Over the last few years there has been increasing interest in conceptualizing disease aetiology within a life course framework.1,2 This approach is not new to Public Health or unique to epidemiology (see below). However, its current resonance and interest within epidemiology reflects the challenging theoretical framework this approach provides. This issue of the International Journal of Epidemiology has several papers with a ‘life course theme’. This accompanying editorial is intended to highlight what we believe are the key conceptual issues around life course epidemiology. We have chosen to use examples from chronic disease epidemiology, but this approach is also applicable within the context of infectious diseases3 and wider notions of health and wellbeing.4
We have defined a life course approach to chronic disease epidemiology1 as the study of long-term effects on chronic disease risk of physical and social exposures during gestation, childhood, adolescence, young adulthood and later adult life. It includes studies of the biological, behavioural and psychosocial pathways that operate across an individual's life course, as well as across generations, to influence the development of chronic diseases.
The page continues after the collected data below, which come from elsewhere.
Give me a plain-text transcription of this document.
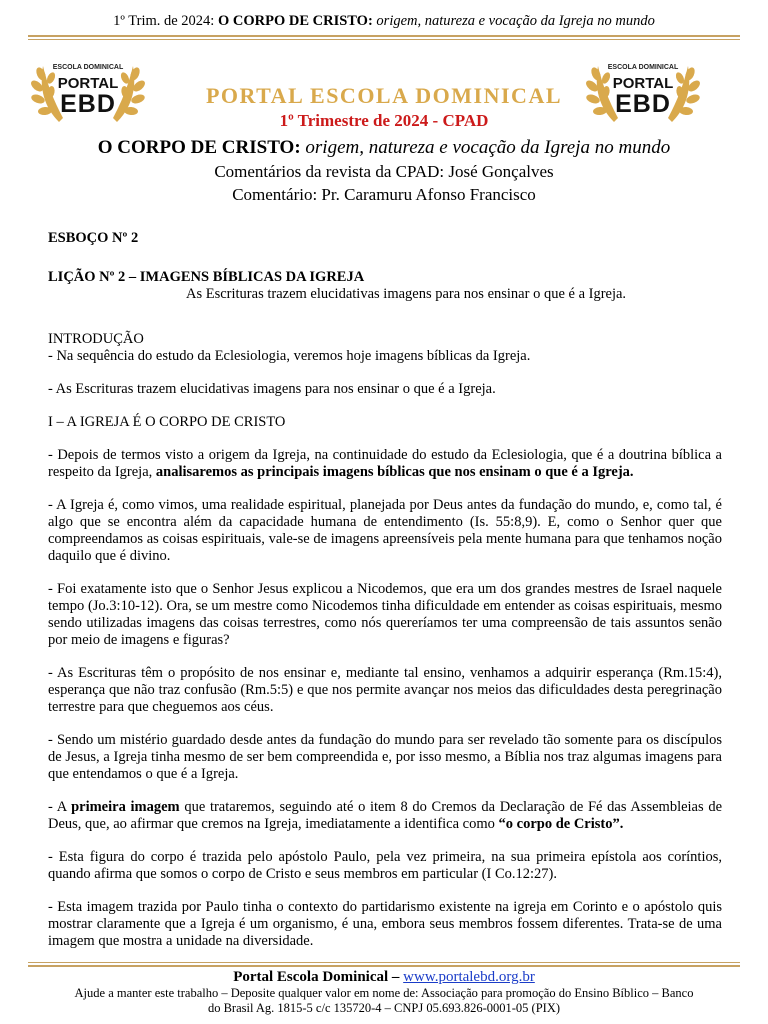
1º Trim. de 2024: O CORPO DE CRISTO: origem, natureza e vocação da Igreja no mundo
ESCOLA DOMINICAL
PORTAL
EBD	PORTAL ESCOLA DOMINICAL
1º Trimestre de 2024 - CPAD
ESCOLA DOMINICAL
PORTAL
EBD
O CORPO DE CRISTO: origem, natureza e vocação da Igreja no mundo
Comentários da revista da CPAD: José Gonçalves
Comentário: Pr. Caramuru Afonso Francisco

ESBOÇO Nº 2

LIÇÃO Nº 2 – IMAGENS BÍBLICAS DA IGREJA

As Escrituras trazem elucidativas imagens para nos ensinar o que é a Igreja.

INTRODUÇÃO

- Na sequência do estudo da Eclesiologia, veremos hoje imagens bíblicas da Igreja.

- As Escrituras trazem elucidativas imagens para nos ensinar o que é a Igreja.

I – A IGREJA É O CORPO DE CRISTO

- Depois de termos visto a origem da Igreja, na continuidade do estudo da Eclesiologia, que é a doutrina bíblica a respeito da Igreja, analisaremos as principais imagens bíblicas que nos ensinam o que é a Igreja.

- A Igreja é, como vimos, uma realidade espiritual, planejada por Deus antes da fundação do mundo, e, como tal, é algo que se encontra além da capacidade humana de entendimento (Is. 55:8,9). E, como o Senhor quer que compreendamos as coisas espirituais, vale-se de imagens apreensíveis pela mente humana para que tenhamos noção daquilo que é divino.

- Foi exatamente isto que o Senhor Jesus explicou a Nicodemos, que era um dos grandes mestres de Israel naquele tempo (Jo.3:10-12). Ora, se um mestre como Nicodemos tinha dificuldade em entender as coisas espirituais, mesmo sendo utilizadas imagens das coisas terrestres, como nós quereríamos ter uma compreensão de tais assuntos senão por meio de imagens e figuras?

- As Escrituras têm o propósito de nos ensinar e, mediante tal ensino, venhamos a adquirir esperança (Rm.15:4), esperança que não traz confusão (Rm.5:5) e que nos permite avançar nos meios das dificuldades desta peregrinação terrestre para que cheguemos aos céus.

- Sendo um mistério guardado desde antes da fundação do mundo para ser revelado tão somente para os discípulos de Jesus, a Igreja tinha mesmo de ser bem compreendida e, por isso mesmo, a Bíblia nos traz algumas imagens para que entendamos o que é a Igreja.

- A primeira imagem que trataremos, seguindo até o item 8 do Cremos da Declaração de Fé das Assembleias de Deus, que, ao afirmar que cremos na Igreja, imediatamente a identifica como “o corpo de Cristo”.

- Esta figura do corpo é trazida pelo apóstolo Paulo, pela vez primeira, na sua primeira epístola aos coríntios, quando afirma que somos o corpo de Cristo e seus membros em particular (I Co.12:27).

- Esta imagem trazida por Paulo tinha o contexto do partidarismo existente na igreja em Corinto e o apóstolo quis mostrar claramente que a Igreja é um organismo, é una, embora seus membros fossem diferentes. Trata-se de uma imagem que mostra a unidade na diversidade.

Portal Escola Dominical – www.portalebd.org.br
Ajude a manter este trabalho – Deposite qualquer valor em nome de: Associação para promoção do Ensino Bíblico – Banco
do Brasil Ag. 1815-5 c/c 135720-4 – CNPJ 05.693.826-0001-05 (PIX)
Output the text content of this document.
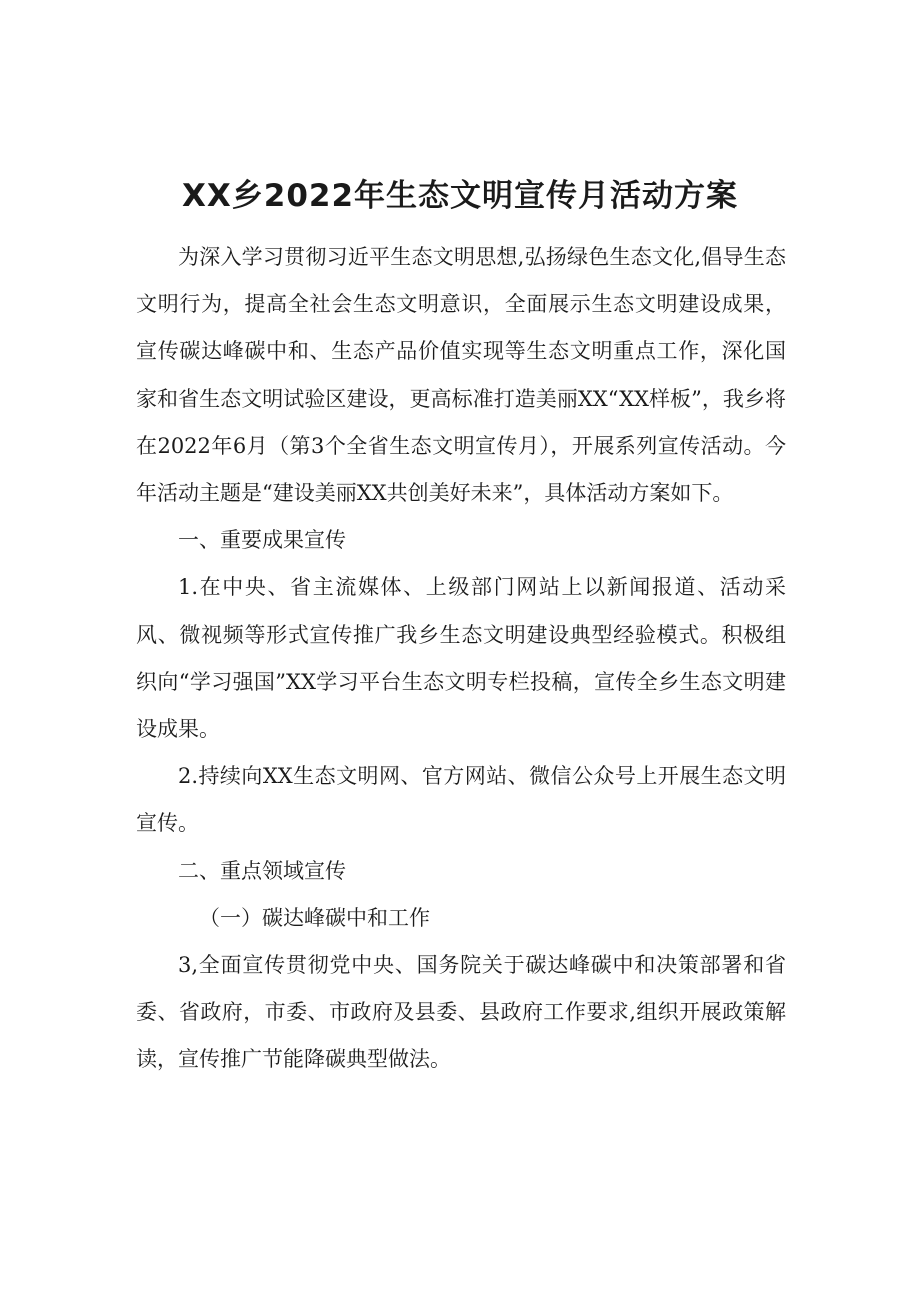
XX乡2022年生态文明宣传月活动方案

为深入学习贯彻习近平生态文明思想,弘扬绿色生态文化,倡导生态文明行为，提高全社会生态文明意识，全面展示生态文明建设成果，宣传碳达峰碳中和、生态产品价值实现等生态文明重点工作，深化国家和省生态文明试验区建设，更高标准打造美丽XX“XX样板”，我乡将在2022年6月（第3个全省生态文明宣传月），开展系列宣传活动。今年活动主题是“建设美丽XX共创美好未来”，具体活动方案如下。

一、重要成果宣传

1.在中央、省主流媒体、上级部门网站上以新闻报道、活动采风、微视频等形式宣传推广我乡生态文明建设典型经验模式。积极组织向“学习强国”XX学习平台生态文明专栏投稿，宣传全乡生态文明建设成果。

2.持续向XX生态文明网、官方网站、微信公众号上开展生态文明宣传。

二、重点领域宣传

（一）碳达峰碳中和工作

3,全面宣传贯彻党中央、国务院关于碳达峰碳中和决策部署和省委、省政府，市委、市政府及县委、县政府工作要求,组织开展政策解读，宣传推广节能降碳典型做法。
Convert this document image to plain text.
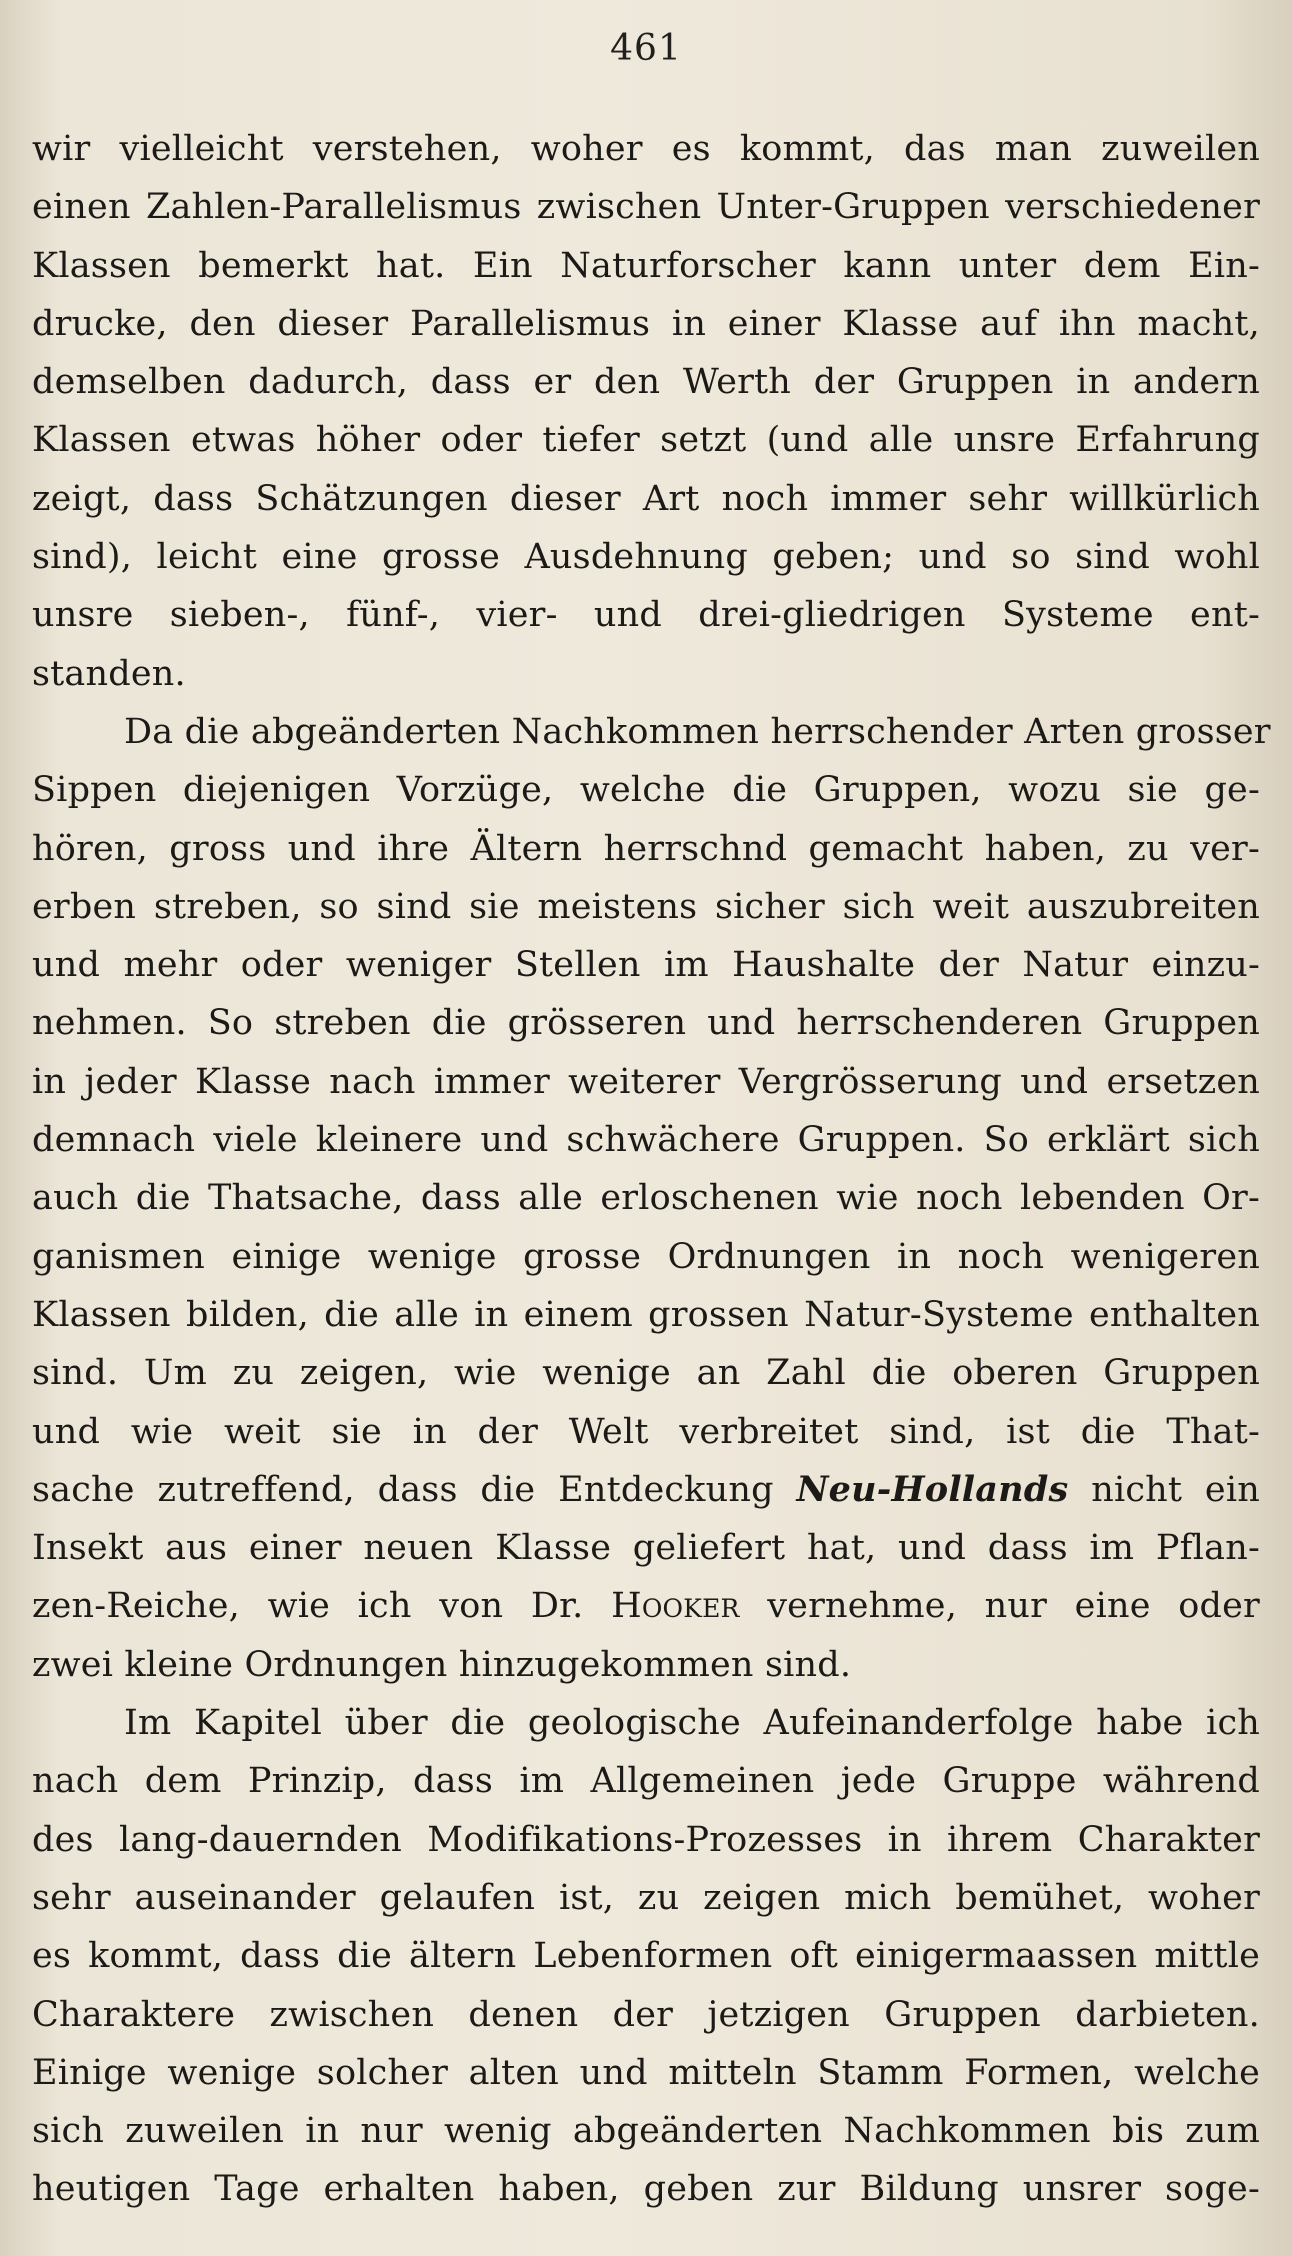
461
wir vielleicht verstehen, woher es kommt, das man zuweilen
einen Zahlen-Parallelismus zwischen Unter-Gruppen verschiedener
Klassen bemerkt hat. Ein Naturforscher kann unter dem Ein-
drucke, den dieser Parallelismus in einer Klasse auf ihn macht,
demselben dadurch, dass er den Werth der Gruppen in andern
Klassen etwas höher oder tiefer setzt (und alle unsre Erfahrung
zeigt, dass Schätzungen dieser Art noch immer sehr willkürlich
sind), leicht eine grosse Ausdehnung geben; und so sind wohl
unsre sieben-, fünf-, vier- und drei-gliedrigen Systeme ent-
standen.
Da die abgeänderten Nachkommen herrschender Arten grosser
Sippen diejenigen Vorzüge, welche die Gruppen, wozu sie ge-
hören, gross und ihre Ältern herrschnd gemacht haben, zu ver-
erben streben, so sind sie meistens sicher sich weit auszubreiten
und mehr oder weniger Stellen im Haushalte der Natur einzu-
nehmen. So streben die grösseren und herrschenderen Gruppen
in jeder Klasse nach immer weiterer Vergrösserung und ersetzen
demnach viele kleinere und schwächere Gruppen. So erklärt sich
auch die Thatsache, dass alle erloschenen wie noch lebenden Or-
ganismen einige wenige grosse Ordnungen in noch wenigeren
Klassen bilden, die alle in einem grossen Natur-Systeme enthalten
sind. Um zu zeigen, wie wenige an Zahl die oberen Gruppen
und wie weit sie in der Welt verbreitet sind, ist die That-
sache zutreffend, dass die Entdeckung Neu-Hollands nicht ein
Insekt aus einer neuen Klasse geliefert hat, und dass im Pflan-
zen-Reiche, wie ich von Dr. Hooker vernehme, nur eine oder
zwei kleine Ordnungen hinzugekommen sind.
Im Kapitel über die geologische Aufeinanderfolge habe ich
nach dem Prinzip, dass im Allgemeinen jede Gruppe während
des lang-dauernden Modifikations-Prozesses in ihrem Charakter
sehr auseinander gelaufen ist, zu zeigen mich bemühet, woher
es kommt, dass die ältern Lebenformen oft einigermaassen mittle
Charaktere zwischen denen der jetzigen Gruppen darbieten.
Einige wenige solcher alten und mitteln Stamm Formen, welche
sich zuweilen in nur wenig abgeänderten Nachkommen bis zum
heutigen Tage erhalten haben, geben zur Bildung unsrer soge-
Conceptual Models in Life Course Epidemiology
Conventionally, chronic disease cohort studies recruit subjects in mid-life and follow them up for future disease end-points. The risk of developing disease is then related to baseline exposures or changes in exposure measures ascertained at further follow-ups. Even when baseline measures include early life exposures, such as birthweight and childhood socioeconomic position, these would usually be entered into a multivariable model without much attention to the temporal relationship between variables. Merely the collection of exposure data across the life course is not synonymous with a life course model of disease causation. Surprisingly few epidemiological publications explicitly state the temporal ordering of exposure variables and their inter-relationships, both directly or through intermediary variables, with the outcome measure. One example, where this approach was explicitly undertaken was a study testing the influence of early and later life factors on carotid intima thickness.5 This diagramatically ordered classes of variables across the life course. Such an approach is commonplace in structural equation modelling, path analysis and graphical models where prior conceptual representations, before statistical modelling, are standard practice.6,7
Figure 1 illustrates such a conceptualization with respect to adult respiratory disease and/or impaired respiratory function. This figure illustrates many potential pathways between intrauterine growth and adult disease. Such a life course model enables the researcher to explicitly test not only early life course exposures with later disease, but possible pathways with potential intermediaries or confounding factors. Path (a) would represent a predominantly biological pathway whereby impaired fetal development of the lung architecture is associated with future respiratory insults from infectious agents and greater susceptibility to impaired lung function in adulthood and/or chronic obstructive airways disease. Path (b) would be a predominantly social pathway whereby adverse childhood socioeconomic position influences adverse childhood exposures as well as adult socioeconomic position and smoking behaviour. Path (c) reflects a socio-biological pathway whereby adverse childhood socioeconomic position is associated with post-natal lung function and subsequently with poor adult lung function through its effects on immune function and the likelihood of exposure to infectious agents. Path (d) is a bio-social pathway so that repeated childhood infections results in adverse educational attainment and lower adult socioeconomic position. Even such a crude model highlights the complex inter-relationships and rather arbitrary differentiation between biological and social mechanisms. As Krieger8 asserts a ‘simplistic division of the social and biological will not suffice’. Even such a simplified model (see Strachan9 for detailed discussion) is daunting but importantly challenges both clinical epidemiologists and social scientists to operationalize exposures and conceptualize their inter-relationships across the life course.